For Croucher, who has been rock climbing since the age of 12, adjusting to his Ieglessness was a harrowing struggle. “I had a lot of depression and misery,” he remembers. “But I didn’t suffer from self-pity because I realized it was my own fault.” After six weeks in the hospital, Croucher was sent to a convalescent home, where he was fitted with artificial limbs. As soon as he could get out of bed, he began climbing trees. For the next nine years, while employed as a clerk and then a social worker in London, Croucher spent his spare time rock climbing in the English countryside. Then he began to look for a tougher challenge. By 1969 he decided he was ready to take on the Alps.

Training for that trek, Croucher hiked from one end of Britain to another: John o’Groat’s in Scotland to Lands End in Cornwall, a distance of 900 miles. “It took me three months, and I must have the record for the longest time,” he says, “but it got me fit enough for the Alps.” Six months later Croucher climbed both the Jungfrau and the Mönch, each rising more than 13,000 feet. In 1972 he scaled the treacherous west flank of the Eiger, and two years later conquered the Matterhorn. A few years afterward, to ease the strain on his legs and improve his balance, he began using crutches while climbing. Last February, on an expedition to the Andes, his artificial left leg broke from metal fatigue at 13,000 feet. Croucher kept going for five more days, living on nuts, stale bread, a can of tuna and one of beef while he dragged himself on hands and knees another 3,000 feet up the icy slopes of Mount Ameghino. “When you’re crawling,” he says, shrugging off the danger with a joke, “you can’t fall very far.”

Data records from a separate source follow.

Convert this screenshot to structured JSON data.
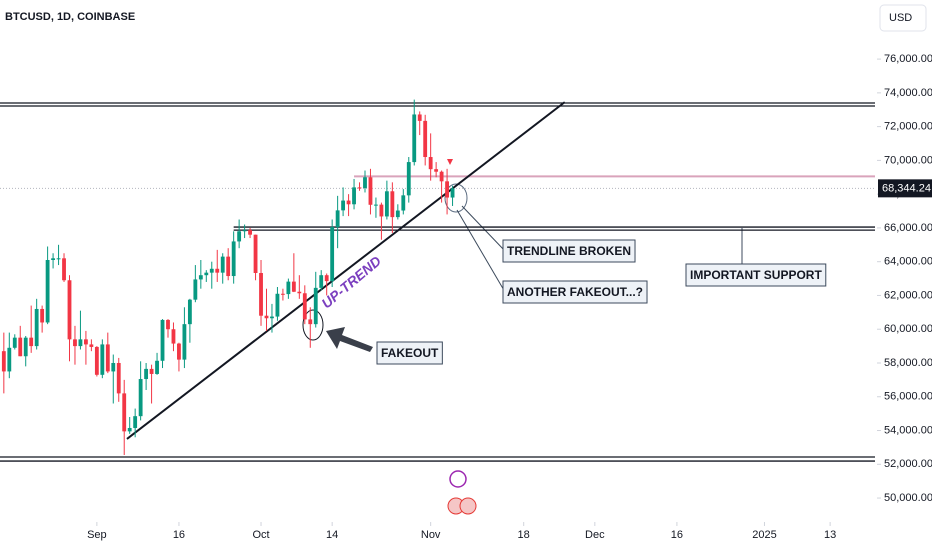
{
  "chart_data": {
    "type": "candlestick",
    "title": "BTCUSD, 1D, COINBASE",
    "currency": "USD",
    "up_color": "#089981",
    "down_color": "#f23645",
    "xlim": [
      -17.7,
      142.2
    ],
    "xticks": [
      {
        "value": 0,
        "label": "Sep"
      },
      {
        "value": 15,
        "label": "16"
      },
      {
        "value": 30,
        "label": "Oct"
      },
      {
        "value": 43,
        "label": "14"
      },
      {
        "value": 61,
        "label": "Nov"
      },
      {
        "value": 78,
        "label": "18"
      },
      {
        "value": 91,
        "label": "Dec"
      },
      {
        "value": 106,
        "label": "16"
      },
      {
        "value": 122,
        "label": "2025"
      },
      {
        "value": 134,
        "label": "13"
      }
    ],
    "ylim": [
      48700,
      79500
    ],
    "yticks": [
      {
        "value": 50000,
        "label": "50,000.00"
      },
      {
        "value": 52000,
        "label": "52,000.00"
      },
      {
        "value": 54000,
        "label": "54,000.00"
      },
      {
        "value": 56000,
        "label": "56,000.00"
      },
      {
        "value": 58000,
        "label": "58,000.00"
      },
      {
        "value": 60000,
        "label": "60,000.00"
      },
      {
        "value": 62000,
        "label": "62,000.00"
      },
      {
        "value": 64000,
        "label": "64,000.00"
      },
      {
        "value": 66000,
        "label": "66,000.00"
      },
      {
        "value": 68000,
        "label": "68,000.00"
      },
      {
        "value": 70000,
        "label": "70,000.00"
      },
      {
        "value": 72000,
        "label": "72,000.00"
      },
      {
        "value": 74000,
        "label": "74,000.00"
      },
      {
        "value": 76000,
        "label": "76,000.00"
      }
    ],
    "last_price": {
      "value": 68344.24,
      "label": "68,344.24"
    },
    "x": [
      -17,
      -16,
      -15,
      -14,
      -13,
      -12,
      -11,
      -10,
      -9,
      -8,
      -7,
      -6,
      -5,
      -4,
      -3,
      -2,
      -1,
      0,
      1,
      2,
      3,
      4,
      5,
      6,
      7,
      8,
      9,
      10,
      11,
      12,
      13,
      14,
      15,
      16,
      17,
      18,
      19,
      20,
      21,
      22,
      23,
      24,
      25,
      26,
      27,
      28,
      29,
      30,
      31,
      32,
      33,
      34,
      35,
      36,
      37,
      38,
      39,
      40,
      41,
      42,
      43,
      44,
      45,
      46,
      47,
      48,
      49,
      50,
      51,
      52,
      53,
      54,
      55,
      56,
      57,
      58,
      59,
      60,
      61,
      62,
      63,
      64,
      65
    ],
    "ohlc": [
      [
        58700,
        59800,
        56200,
        57500
      ],
      [
        57500,
        59800,
        57100,
        58900
      ],
      [
        58900,
        59700,
        58800,
        59500
      ],
      [
        59500,
        60200,
        58400,
        58400
      ],
      [
        58400,
        59600,
        57800,
        59500
      ],
      [
        59500,
        61400,
        58600,
        59000
      ],
      [
        59000,
        61800,
        58800,
        61200
      ],
      [
        61200,
        61400,
        59800,
        60400
      ],
      [
        60400,
        64900,
        60300,
        64100
      ],
      [
        64100,
        64500,
        63600,
        64200
      ],
      [
        64200,
        65000,
        63800,
        64200
      ],
      [
        64200,
        64500,
        62800,
        62900
      ],
      [
        62900,
        63200,
        58100,
        59400
      ],
      [
        59400,
        60200,
        57900,
        59000
      ],
      [
        59000,
        61100,
        58800,
        59400
      ],
      [
        59400,
        59900,
        57900,
        59100
      ],
      [
        59100,
        59400,
        58700,
        58950
      ],
      [
        58950,
        59000,
        57200,
        57300
      ],
      [
        57300,
        59400,
        57100,
        59100
      ],
      [
        59100,
        59800,
        57400,
        57500
      ],
      [
        57500,
        58500,
        55600,
        58000
      ],
      [
        58000,
        58300,
        55700,
        56200
      ],
      [
        56200,
        57000,
        52550,
        53950
      ],
      [
        53950,
        54800,
        53800,
        54150
      ],
      [
        54150,
        55300,
        53600,
        54850
      ],
      [
        54850,
        58100,
        54600,
        57050
      ],
      [
        57050,
        58000,
        56400,
        57650
      ],
      [
        57650,
        57900,
        55600,
        57350
      ],
      [
        57350,
        58600,
        57300,
        58130
      ],
      [
        58130,
        60600,
        57700,
        60550
      ],
      [
        60550,
        60600,
        59500,
        60000
      ],
      [
        60000,
        60400,
        58700,
        59150
      ],
      [
        59150,
        59200,
        57500,
        58200
      ],
      [
        58200,
        61300,
        57700,
        60300
      ],
      [
        60300,
        61800,
        59200,
        61750
      ],
      [
        61750,
        63800,
        61600,
        62950
      ],
      [
        62950,
        64100,
        62400,
        63200
      ],
      [
        63200,
        63500,
        62800,
        63350
      ],
      [
        63350,
        64000,
        62400,
        63580
      ],
      [
        63580,
        64700,
        62800,
        63350
      ],
      [
        63350,
        64500,
        62700,
        64300
      ],
      [
        64300,
        64800,
        62900,
        63150
      ],
      [
        63150,
        65800,
        62700,
        65200
      ],
      [
        65200,
        66500,
        64800,
        65800
      ],
      [
        65800,
        66200,
        65400,
        65870
      ],
      [
        65870,
        66000,
        65400,
        65600
      ],
      [
        65600,
        65600,
        62900,
        63330
      ],
      [
        63330,
        64100,
        60200,
        60800
      ],
      [
        60800,
        62400,
        59900,
        60650
      ],
      [
        60650,
        61500,
        59800,
        60750
      ],
      [
        60750,
        62500,
        60500,
        62100
      ],
      [
        62100,
        62400,
        61700,
        62080
      ],
      [
        62080,
        63000,
        61800,
        62820
      ],
      [
        62820,
        64500,
        62200,
        62220
      ],
      [
        62220,
        63200,
        61800,
        62130
      ],
      [
        62130,
        62600,
        60300,
        60580
      ],
      [
        60580,
        61300,
        58900,
        60300
      ],
      [
        60300,
        63400,
        60100,
        62450
      ],
      [
        62450,
        63500,
        62300,
        63200
      ],
      [
        63200,
        63300,
        62000,
        62850
      ],
      [
        62850,
        66500,
        62500,
        66050
      ],
      [
        66050,
        67900,
        64800,
        67040
      ],
      [
        67040,
        68400,
        66700,
        67620
      ],
      [
        67620,
        68000,
        66700,
        67400
      ],
      [
        67400,
        68900,
        67100,
        68400
      ],
      [
        68400,
        68700,
        68200,
        68360
      ],
      [
        68360,
        69400,
        68100,
        69000
      ],
      [
        69000,
        69500,
        66800,
        67370
      ],
      [
        67370,
        67800,
        66600,
        67380
      ],
      [
        67380,
        67500,
        65300,
        66680
      ],
      [
        66680,
        68800,
        66500,
        68170
      ],
      [
        68170,
        68700,
        65700,
        66640
      ],
      [
        66640,
        67400,
        66500,
        67030
      ],
      [
        67030,
        68300,
        66800,
        67930
      ],
      [
        67930,
        70200,
        67500,
        69900
      ],
      [
        69900,
        73600,
        69700,
        72720
      ],
      [
        72720,
        72900,
        71500,
        72340
      ],
      [
        72340,
        72700,
        69700,
        70200
      ],
      [
        70200,
        71600,
        68800,
        69480
      ],
      [
        69480,
        69900,
        69000,
        69330
      ],
      [
        69330,
        69400,
        67500,
        68760
      ],
      [
        68760,
        69500,
        66800,
        67800
      ],
      [
        67800,
        68500,
        67300,
        68344.24
      ]
    ],
    "levels": [
      {
        "value": 73400,
        "from": -17.7,
        "color": "#131722"
      },
      {
        "value": 73220,
        "from": -17.7,
        "color": "#131722"
      },
      {
        "value": 66050,
        "from": 25,
        "color": "#131722"
      },
      {
        "value": 65870,
        "from": 25,
        "color": "#131722"
      },
      {
        "value": 52430,
        "from": -17.7,
        "color": "#131722"
      },
      {
        "value": 52190,
        "from": -17.7,
        "color": "#131722"
      },
      {
        "value": 69050,
        "from": 47,
        "color": "#d9a3bb"
      }
    ],
    "trendline": {
      "x": [
        5.5,
        85.5
      ],
      "y": [
        53500,
        73450
      ]
    },
    "annotations": [
      "UP-TREND",
      "FAKEOUT",
      "TRENDLINE BROKEN",
      "ANOTHER FAKEOUT...?",
      "IMPORTANT SUPPORT"
    ]
  }
}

Croucher is philosophic about close calls. “A lot of things in life are a risk,” he says. “The more serious risk is not losing your life but wasting it. Through climbing, I’ve had a very rich life. And my wife, Judy, values all aspects of what we’ve gained.” Author of a forthcoming book, Outdoor Pursuits for Disabled People, Croucher, who has no children, works with a camp back in England that trains the handicapped in outdoor skills. “The idea,” he says, “is to integrate them into situations with able-bodied people, to get away from treating handicapped people as a race apart.” Croucher does not, however, advocate that others with his handicap take to the mountains as therapy. “What I do is not applicable to most amputees,” he says. “To climb in the Himalayas, you have to have great desire, whether you have legs or not. My desire was there before the accident.” Croucher does dispense one bit of advice, applicable to those who are handicapped and those who are not. “You have to get out and take some knocks,” he says, “to realize what you can do—and want to do.”